Synaptic release in GABAergic and glutamatergic MBONs is unaffected by isoflurane. A, Total relative fluorescence and activity from GABAergic synapses is unaffected by isoflurane (n = 7 control and isoflurane; p = 0.901; rank biserial correlation, r = 0.06; Mann–Whitney U test). All data ± SEM. B, The relative ROI density was unaffected by isoflurane in GABA synapses (p = 0.44; rank biserial correlation, r = 0.25; Mann–Whitney U test; ±SEM). C, Isoflurane anesthesia’s impact on the relative distribution of ROI sizes was assessed across small, medium, and large groups, revealing no significant differences (small group, F_(1,12) = 0.011; p = 0.918; medium group, F_(1,12) = 1.500; p = 0.244; large group, F_(1,12) = 0.883; p = 0.366; ANOVA). All data ± SEM. D, Like GABA synapses, release from glutamatergic synapses is also unaffected by isoflurane anesthesia (n = 7 control and isoflurane; p = 0.71; rank biserial correlation, r = −0.14; Mann–Whitney U test). All data ± SEM. E, Relative ROI density unaffected by isoflurane in glutamatergic synapses (p = 0.53; rank biserial correlation, r = 0.224; Mann–Whitney U test; ±SEM). F, Small ROIs significantly decreased under isoflurane (F_(1,14) = 5.515; p = 0.037; ANOVA), with no difference in release per region size across all sizes (medium, F_(1,14) = 1.259; p = 0.284; large, F_(1,14) = 4.665; p = 0.052; ANOVA). All data ± SEM. G, Comparison of total relative activities for the control condition between small, medium, and large for the three neurotransmitter circuits. MB543B-Gal4 had significantly higher activity from small and medium ROIs than MB112C-Gal4 and MB433B-Gal4 (F_(2,27) = 14.35; p = 0.0018; and F_(2,27) = 39.83; p = 2.4 × 10⁻⁷; ANOVA). In contrast, the large ROIs showed no significant difference (F_(1,18) = 0.88; p = 0.366; ANOVA). H, Same comparison as G but for the isoflurane condition. Only the medium release group for MB543B-Gal4 was significantly higher than MB112C-Gal4 or MB433B-Gal4 (F_(2,12) = 5.48; p = 0.017; F_(2,12) = 4.34; p = 0.01; ANOVA).
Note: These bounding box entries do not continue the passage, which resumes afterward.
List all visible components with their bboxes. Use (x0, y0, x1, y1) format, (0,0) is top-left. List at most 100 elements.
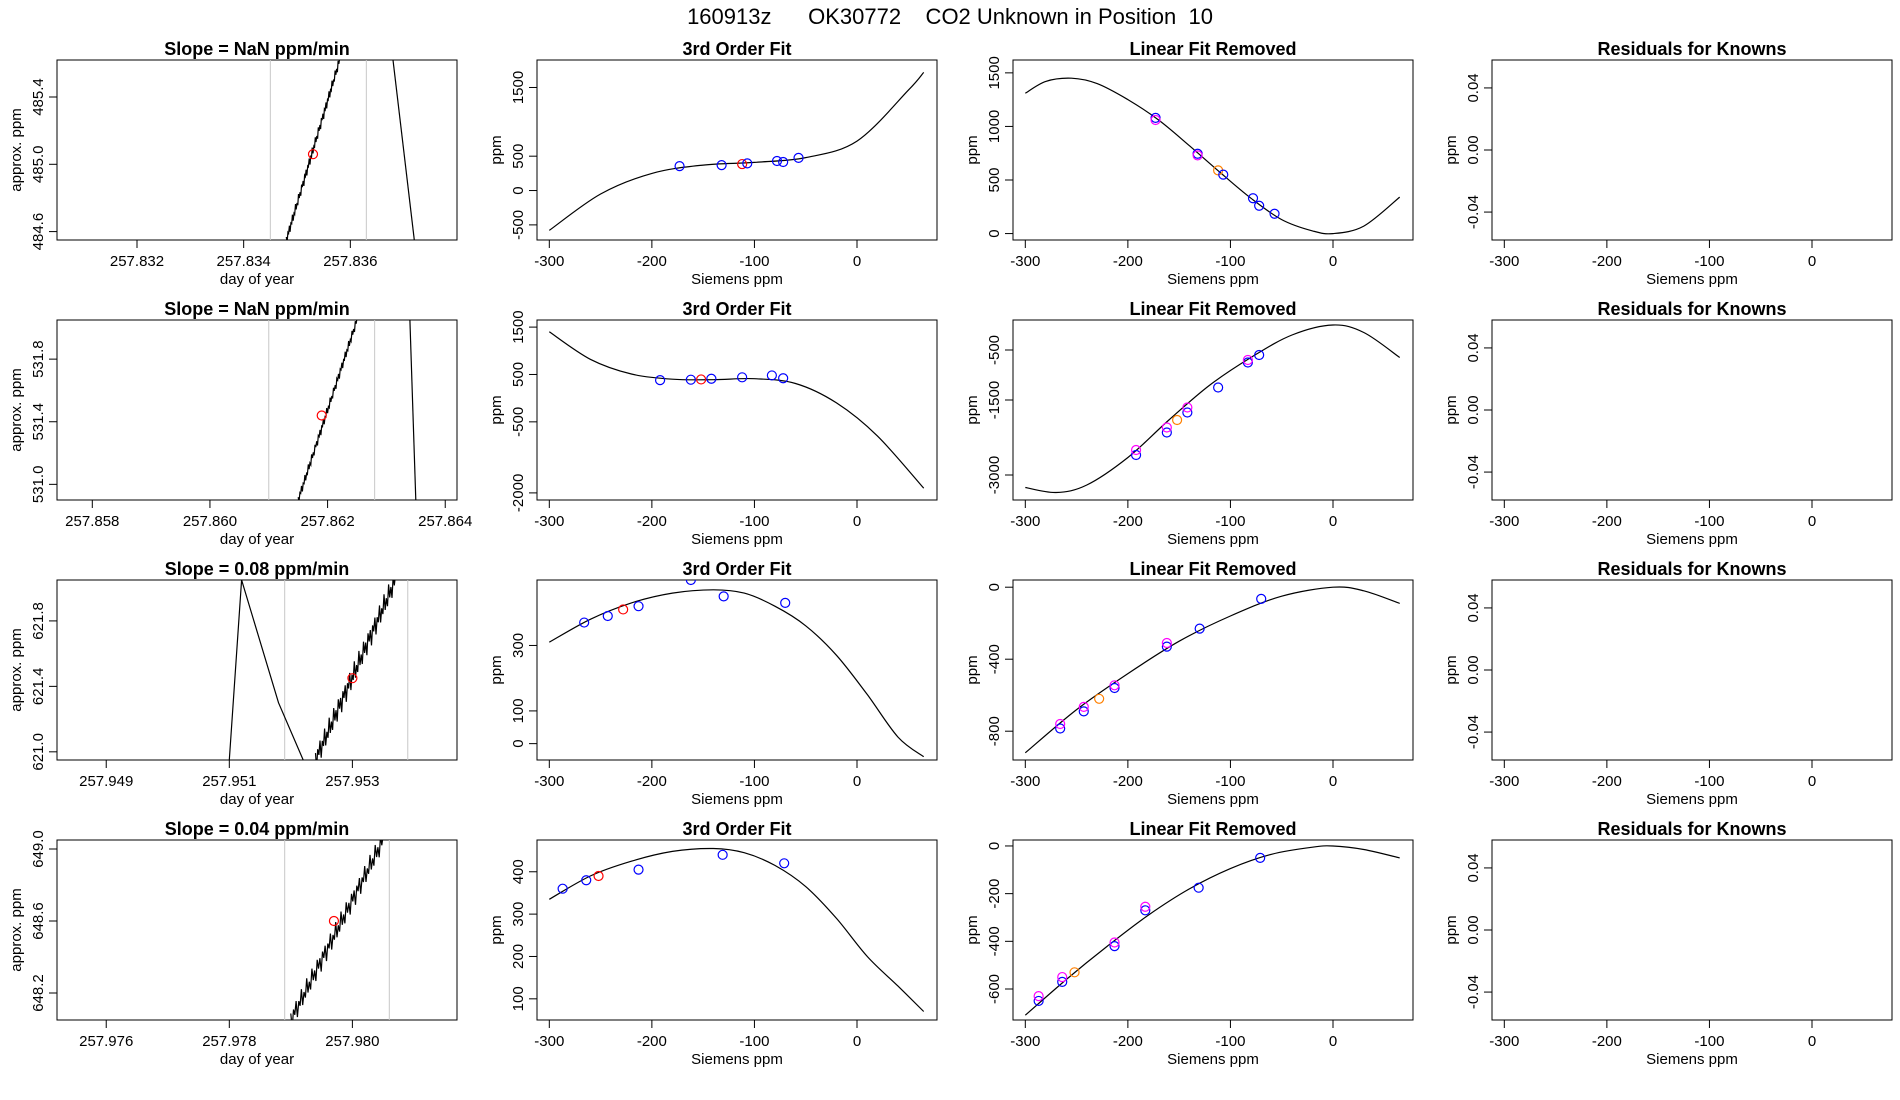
x-tick-label: 257.978 (202, 1033, 256, 1050)
y-tick-label: -3000 (986, 456, 1003, 494)
panel-title: Linear Fit Removed (1129, 559, 1296, 579)
y-tick-label: -0.04 (1465, 455, 1482, 489)
y-tick-label: 500 (986, 167, 1003, 192)
data-point (742, 158, 753, 169)
x-axis-label: Siemens ppm (691, 531, 783, 548)
y-tick-label: 531.4 (30, 403, 47, 441)
data-point (1109, 940, 1120, 952)
x-axis-label: day of year (220, 791, 294, 808)
plot-frame (1012, 839, 1414, 1021)
plot-frame (536, 59, 938, 241)
x-tick-label: -100 (1215, 773, 1245, 790)
y-tick-label: 648.2 (30, 974, 47, 1012)
data-point (618, 604, 629, 615)
panel: Slope = NaN ppm/min 257.858 257.860 257.862… (8, 299, 472, 548)
y-axis-label: ppm (964, 915, 981, 944)
data-point (1192, 150, 1203, 161)
panel-title: 3rd Order Fit (682, 559, 791, 579)
y-axis-label: ppm (488, 135, 505, 164)
x-tick-label: -200 (637, 513, 667, 530)
data-point (1055, 723, 1066, 734)
data-point (1172, 414, 1183, 426)
y-tick-label: 649.0 (30, 830, 47, 868)
data-point (1161, 427, 1172, 438)
y-tick-label: 400 (510, 859, 527, 884)
panel-title: Residuals for Knowns (1597, 299, 1786, 319)
data-point (602, 610, 613, 622)
data-point (633, 864, 644, 875)
data-point (1254, 200, 1265, 211)
measurement-trace-secondary (392, 60, 415, 240)
measurement-trace (285, 60, 341, 240)
x-tick-label: -100 (1694, 513, 1724, 530)
plot-area (549, 580, 925, 758)
y-tick-label: -0.04 (1465, 195, 1482, 229)
y-tick-label: 531.0 (30, 466, 47, 504)
x-tick-label: 0 (853, 253, 861, 270)
data-point (307, 149, 319, 160)
x-tick-label: -100 (1694, 773, 1724, 790)
plot-area (1025, 324, 1401, 494)
data-point (1033, 991, 1044, 1002)
y-tick-label: 0.00 (1465, 135, 1482, 164)
x-tick-label: 0 (1808, 253, 1816, 270)
y-axis-label: approx. ppm (8, 888, 25, 971)
panel: Slope = 0.08 ppm/min 257.949 257.951 257.95… (8, 559, 458, 808)
plot-frame (536, 839, 938, 1021)
x-axis-label: day of year (220, 271, 294, 288)
y-tick-label: 500 (510, 362, 527, 387)
measurement-trace-secondary (228, 580, 304, 760)
y-tick-label: -1500 (986, 381, 1003, 419)
x-axis-label: Siemens ppm (1167, 271, 1259, 288)
y-tick-label: 0 (986, 842, 1003, 850)
x-tick-label: 0 (1329, 773, 1337, 790)
data-point (696, 374, 707, 385)
data-point (1255, 852, 1266, 863)
x-tick-label: -300 (1489, 253, 1519, 270)
y-tick-label: 484.6 (30, 213, 47, 251)
plot-area (269, 60, 415, 240)
data-point (737, 158, 748, 170)
x-axis-label: Siemens ppm (1167, 531, 1259, 548)
x-tick-label: 257.860 (183, 513, 237, 530)
measurement-trace (290, 840, 384, 1020)
plot-frame (1491, 319, 1893, 501)
x-axis-label: Siemens ppm (1646, 791, 1738, 808)
y-tick-label: -800 (986, 716, 1003, 746)
panel-title: Slope = NaN ppm/min (164, 39, 350, 59)
data-point (766, 370, 777, 381)
data-point (1242, 354, 1253, 366)
x-tick-label: -100 (1215, 253, 1245, 270)
data-point (685, 374, 696, 385)
y-tick-label: 621.8 (30, 602, 47, 640)
y-axis-label: ppm (964, 135, 981, 164)
fit-curve (1024, 77, 1401, 235)
panel: Slope = 0.04 ppm/min 257.976 257.978 257.98… (8, 819, 458, 1068)
data-point (1078, 701, 1089, 713)
y-axis-label: ppm (488, 655, 505, 684)
data-point (1150, 114, 1161, 126)
data-point (1242, 357, 1253, 368)
plot-frame (56, 59, 458, 241)
data-point (1109, 682, 1120, 694)
data-point (685, 580, 696, 586)
x-axis-label: Siemens ppm (1167, 1051, 1259, 1068)
figure-title: 160913z OK30772 CO2 Unknown in Position … (687, 4, 1213, 29)
data-point (718, 591, 729, 602)
panel-title: 3rd Order Fit (682, 39, 791, 59)
x-tick-label: 0 (1808, 1033, 1816, 1050)
y-tick-label: 485.0 (30, 146, 47, 184)
y-tick-label: 0 (986, 583, 1003, 591)
data-point (793, 152, 804, 164)
data-point (778, 156, 789, 168)
plot-area (284, 840, 390, 1020)
x-axis-label: Siemens ppm (1646, 271, 1738, 288)
y-tick-label: 621.4 (30, 668, 47, 706)
plot-frame (1012, 319, 1414, 501)
y-tick-label: 0.00 (1465, 395, 1482, 424)
y-axis-label: ppm (1443, 135, 1460, 164)
x-tick-label: 257.980 (325, 1033, 379, 1050)
data-point (780, 597, 791, 609)
panel: 3rd Order Fit -300 -200 -100 0 -500 0 500 1500 Si… (488, 39, 938, 288)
Intracellular calcium activity is not significantly affected by isoflurane. A, Synaptic domain of cholinergic MB543B-Gal4, as revealed by CsChrimson-linked mCherry (scale bar, 5 μm). B, Separation of GCaMP6s activity in the same MB543-Gal4 neuron as in A into small (<0.08 μm²), medium (0.09–0.42 μm²), and large (>0.43 μm²) ROIs. Inset, an example region with three different ROI categories. C, Average GCaMP6s fluorescence traces (±SEM) normalized to the baseline for the control (black) and isoflurane (red) conditions. Inset, average total activity for the control and isoflurane (n = 14 control; n = 14 isoflurane; p = 0.66; rank biserial correlation, r = −0.1; Mann–Whitney U test). D, Average GCaMP6s fluorescence traces (±SEM) for small (left), medium (middle), and large (right) ROIs. Inset, average total activity for each ROI category (ns, not significant; Mann–Whitney U test). E–H, As with A–D, for the GABAergic MB112C-Gal4 driver line (n = 14 control; n = 14 isoflurane; p = 0.918; rank biserial correlation, r = −0.03; Mann–Whitney U test).